Cui, W. (2010). “Establishment”: A Core Concept in Chinese Inbound Income Taxation. Columbia Journal of Tax Law, 1(1), 46–90. https://doi.org/10.7916/cjtl.v1i1.2793

Abstract

A basic similarity between the Chinese approach to international income taxation and that of many other countries is the two-tiered system China uses to tax inbound foreign investments: some items of income earned by foreigners are taxed on a gross-income basis, primarily by way of withholding, while others are taxed on a net-income basis, through the filing of annual tax returns that account for both income and expenses. In the U.S., as a comparative example, whether an item of income is subject to one or the other mode of taxation turns upon whether the foreign recipient of income is engaged in a “trade or business” in the U.S. and whether the income is “effectively connected” with such U.S. trade or business. In China, a similar determination for a foreign non-individual taxpayer depends on whether the foreign entity’s income is effectively connected with an “establishment or site” (“jigouchangsuo,” or “establishment” for short) in China.2

The existence of this point of resemblance between Chinese and American inbound income taxation is in itself unsurprising. There is, after all, the income tax treaty concept of “permanent establishment,” which determines whether the business profits of an enterprise are taxable on a net-income basis in the country where the income arises. This suggests that most countries adopt some combination of taxation on the basis of net and gross income for inbound investments.
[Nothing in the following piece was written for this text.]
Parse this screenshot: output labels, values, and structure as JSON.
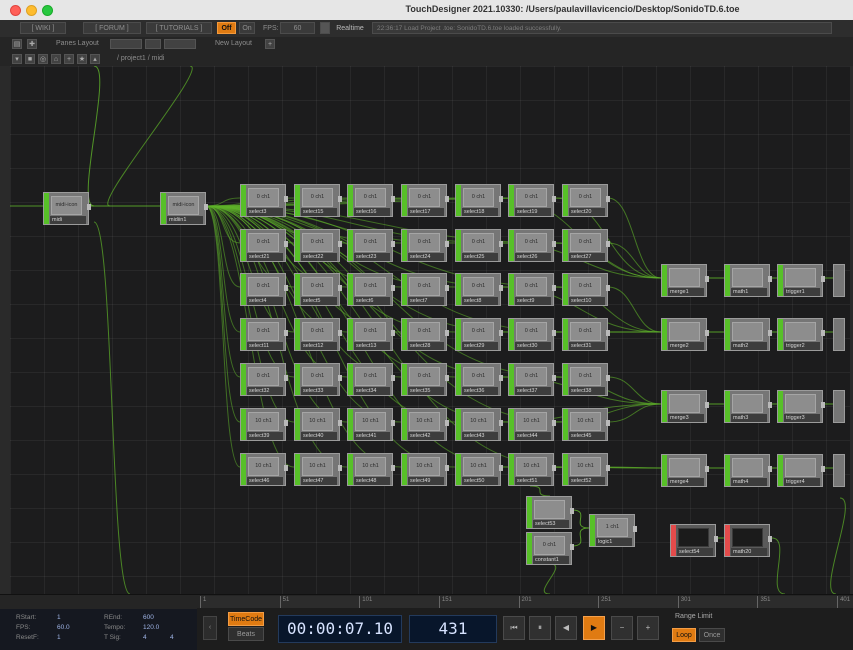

However, U.S. tax lawyers generally are careful in distinguishing between domestic and treaty law concepts. In the U.S., for example, the “U.S. trade or business” concept carries most of the weight in determining whether foreigners might be taxable on a net-income basis, whereas the “permanent establishment” concept performs, for the most part, a secondary function in determining how a nonresident would be taxed in the U.S. Similarly, it is prudent to expect that the “permanent establishment” concept would not capture how other countries draw the line between net- and gross-income basis taxation, and this determination for a foreign investor in China will rest on the interpretation of the domestic Chinese concept of “establishment.” How China has drawn this line in the past, and how it might redraw it in the future, is the subject of this Article.